When did you hire your first assistant?

Started by Jim W. — 14 years ago — 13 views
I've been doing this solo for 18 months now and landing bigger clients like AEP Ohio. Started thinking about bringing on an assistant to handle the data entry and basic calculations. When did you all take that leap? What was the breaking point that made you realize you needed help?
For me it was when I had three Georgia Power industrial accounts running simultaneously and I was working 70+ hour weeks. The breaking point was missing a deadline because I was drowning in tariff calculations. Hired a part-time bookkeeper first, then trained her on basic rate analysis. Best decision I ever made.
I waited too long honestly. Was doing about $8K/month in revenue before I brought anyone on. Wish I'd done it at $5K. The key is finding someone detail-oriented who can learn the utility billing basics. My assistant now handles all the Duke Energy residential stuff while I focus on the complex commercial audits.

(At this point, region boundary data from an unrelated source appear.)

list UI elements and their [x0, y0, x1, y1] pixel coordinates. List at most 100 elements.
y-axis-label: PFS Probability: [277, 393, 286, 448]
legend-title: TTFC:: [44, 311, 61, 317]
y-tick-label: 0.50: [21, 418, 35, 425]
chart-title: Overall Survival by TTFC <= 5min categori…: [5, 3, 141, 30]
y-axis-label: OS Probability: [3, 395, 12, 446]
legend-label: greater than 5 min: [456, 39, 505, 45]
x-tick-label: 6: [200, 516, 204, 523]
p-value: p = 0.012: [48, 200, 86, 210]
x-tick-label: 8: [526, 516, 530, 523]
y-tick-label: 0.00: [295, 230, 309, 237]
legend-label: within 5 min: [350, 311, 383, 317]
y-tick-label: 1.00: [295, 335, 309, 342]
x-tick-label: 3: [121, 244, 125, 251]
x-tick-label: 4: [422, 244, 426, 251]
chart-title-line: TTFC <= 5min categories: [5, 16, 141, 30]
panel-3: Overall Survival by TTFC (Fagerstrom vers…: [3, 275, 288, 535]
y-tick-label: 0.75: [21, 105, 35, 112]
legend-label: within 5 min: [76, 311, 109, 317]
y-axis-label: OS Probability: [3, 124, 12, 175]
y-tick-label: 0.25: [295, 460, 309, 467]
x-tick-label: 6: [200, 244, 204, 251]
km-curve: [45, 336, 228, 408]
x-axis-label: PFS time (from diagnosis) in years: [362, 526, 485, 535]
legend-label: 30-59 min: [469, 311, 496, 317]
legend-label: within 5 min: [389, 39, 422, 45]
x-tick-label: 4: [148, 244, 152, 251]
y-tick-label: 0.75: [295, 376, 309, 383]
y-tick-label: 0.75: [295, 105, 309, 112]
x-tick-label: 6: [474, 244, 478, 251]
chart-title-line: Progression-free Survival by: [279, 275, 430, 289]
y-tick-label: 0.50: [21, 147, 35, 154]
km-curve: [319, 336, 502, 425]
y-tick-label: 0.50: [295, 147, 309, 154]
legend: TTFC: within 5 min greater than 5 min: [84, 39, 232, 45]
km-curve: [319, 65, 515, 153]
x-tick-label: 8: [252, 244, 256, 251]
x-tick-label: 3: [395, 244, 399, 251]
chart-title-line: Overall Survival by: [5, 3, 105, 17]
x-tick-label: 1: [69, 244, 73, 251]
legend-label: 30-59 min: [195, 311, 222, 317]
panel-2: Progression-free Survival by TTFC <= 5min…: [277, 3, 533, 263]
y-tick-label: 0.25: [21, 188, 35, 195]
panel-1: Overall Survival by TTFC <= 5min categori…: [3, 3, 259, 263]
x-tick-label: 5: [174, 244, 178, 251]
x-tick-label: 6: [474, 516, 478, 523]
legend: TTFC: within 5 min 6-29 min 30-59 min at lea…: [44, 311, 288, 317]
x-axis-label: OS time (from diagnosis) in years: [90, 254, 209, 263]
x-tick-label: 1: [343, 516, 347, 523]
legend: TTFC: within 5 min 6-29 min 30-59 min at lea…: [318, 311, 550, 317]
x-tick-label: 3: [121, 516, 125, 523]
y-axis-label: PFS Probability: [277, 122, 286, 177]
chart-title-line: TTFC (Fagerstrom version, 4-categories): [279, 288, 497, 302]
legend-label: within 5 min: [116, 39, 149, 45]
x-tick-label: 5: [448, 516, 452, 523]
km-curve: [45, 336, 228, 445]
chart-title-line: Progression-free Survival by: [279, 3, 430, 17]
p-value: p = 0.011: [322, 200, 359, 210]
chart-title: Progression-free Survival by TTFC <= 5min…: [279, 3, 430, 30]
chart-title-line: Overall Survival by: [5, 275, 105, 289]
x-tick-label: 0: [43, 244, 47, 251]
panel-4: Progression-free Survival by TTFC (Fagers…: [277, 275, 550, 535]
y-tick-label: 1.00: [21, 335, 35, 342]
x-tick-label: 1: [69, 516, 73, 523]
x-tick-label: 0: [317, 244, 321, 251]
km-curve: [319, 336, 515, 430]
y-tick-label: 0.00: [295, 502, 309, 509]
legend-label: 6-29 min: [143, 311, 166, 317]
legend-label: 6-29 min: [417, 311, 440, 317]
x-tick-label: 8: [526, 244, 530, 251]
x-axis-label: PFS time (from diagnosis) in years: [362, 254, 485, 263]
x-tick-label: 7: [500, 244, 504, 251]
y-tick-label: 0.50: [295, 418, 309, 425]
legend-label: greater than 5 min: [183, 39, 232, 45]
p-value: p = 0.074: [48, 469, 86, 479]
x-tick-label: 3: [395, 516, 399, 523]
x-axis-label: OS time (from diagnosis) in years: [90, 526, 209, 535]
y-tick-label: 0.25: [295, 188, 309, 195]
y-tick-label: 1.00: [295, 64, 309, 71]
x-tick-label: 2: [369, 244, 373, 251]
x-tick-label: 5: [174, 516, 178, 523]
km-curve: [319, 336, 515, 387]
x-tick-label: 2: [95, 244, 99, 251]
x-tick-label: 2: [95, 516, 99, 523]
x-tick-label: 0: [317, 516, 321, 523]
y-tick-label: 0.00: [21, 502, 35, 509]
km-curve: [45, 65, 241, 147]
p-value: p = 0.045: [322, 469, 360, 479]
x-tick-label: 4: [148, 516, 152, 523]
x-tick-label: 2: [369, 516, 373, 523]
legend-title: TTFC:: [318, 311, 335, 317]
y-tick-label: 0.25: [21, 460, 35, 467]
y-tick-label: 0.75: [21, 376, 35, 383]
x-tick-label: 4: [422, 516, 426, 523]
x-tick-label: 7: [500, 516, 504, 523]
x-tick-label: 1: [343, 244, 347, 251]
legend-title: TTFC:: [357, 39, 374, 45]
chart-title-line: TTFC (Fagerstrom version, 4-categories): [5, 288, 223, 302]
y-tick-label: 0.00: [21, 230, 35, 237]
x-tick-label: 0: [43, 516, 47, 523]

Jim, if you're consistently hitting $6K+ monthly with Alabama Power and other utilities, that's the sweet spot. I hired my first person when I realized I was turning down good work because I couldn't handle the volume. Started with 15 hours/week and grew from there.
The math is pretty simple - if an assistant costs you $15/hour and frees you up to bill $75/hour work, it pays for itself quickly. I was spending too much time on Austin Energy rate schedule lookups that my assistant now handles. Freed me up for the complex demand analysis that clients really pay for.
One warning - make sure you have solid processes documented before you hire. I made the mistake of bringing someone on when everything was still in my head. Spent more time training than I saved initially. Now I have detailed checklists for every utility we work with in California.
Great points everyone. I think I'm at that $6K mark consistently now with several FirstEnergy accounts. Going to start looking for someone part-time to handle the routine stuff. Dan's point about documentation is well taken - better get my processes written down first!
Jim, if you need templates for process documentation, I've got some good ones I developed for Texas utilities. Happy to share what worked for us in scaling up. The investment in documentation pays dividends when training new people.